The Sixers haven’t been shy about their expectations for this season. They publicly declared their “window is now.” That’s obviously what the Butler and Harris trades were about. And they came into their first-round series as the heavy favorites to advance. ESPN’s predictive model gave the Nets roughly one shot in four to beat the Sixers. FiveThirtyEight was even less bullish on Brooklyn and had the Nets’ odds of advancing at 6 percent. I don’t think anyone around here is feeling too good about those forecasts now.

Before the Sixers hosted the Nets on Saturday, Brown predicted the series would be “a fistfight.” Atkinson thought that was amusing when the remarks were relayed to him.

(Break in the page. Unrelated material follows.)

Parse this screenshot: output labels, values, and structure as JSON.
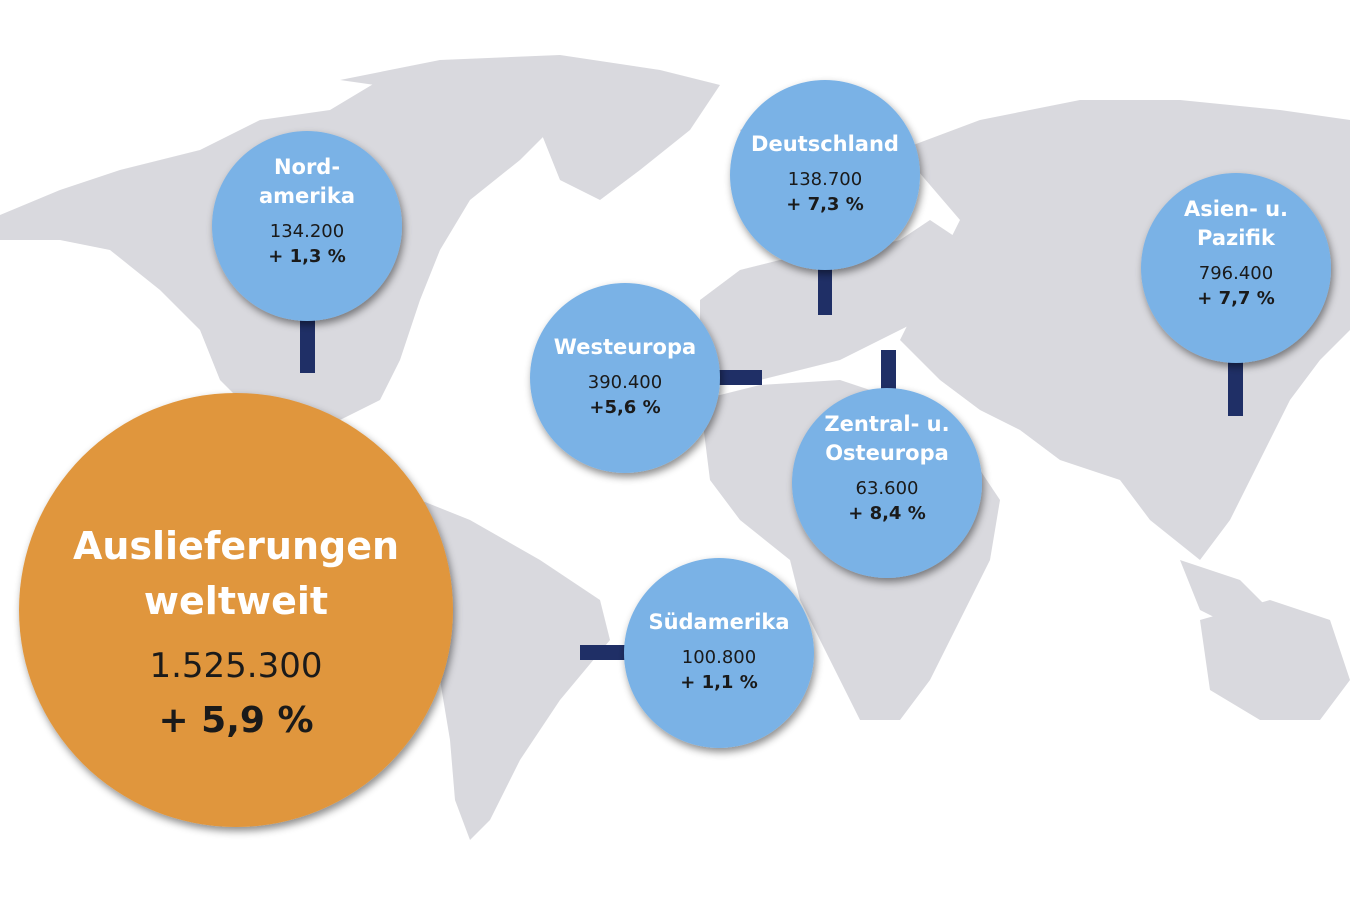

“The head coach of Philly saying that doesn’t surprise me,” Atkinson quipped in what he meant to be some very light, good-natured teasing of the town. Atkinson had a good laugh at that—and then he and the Nets had another in Game 1. A few of them, actually. When Redick fouled out with more than five minutes left (he had one more foul in the game than he had points), Russell was delighted. He smiled and waved goodbye to Redick. The crowd was less enthused about any of the evening’s proceedings.

I bet Al is pretty angry right about now.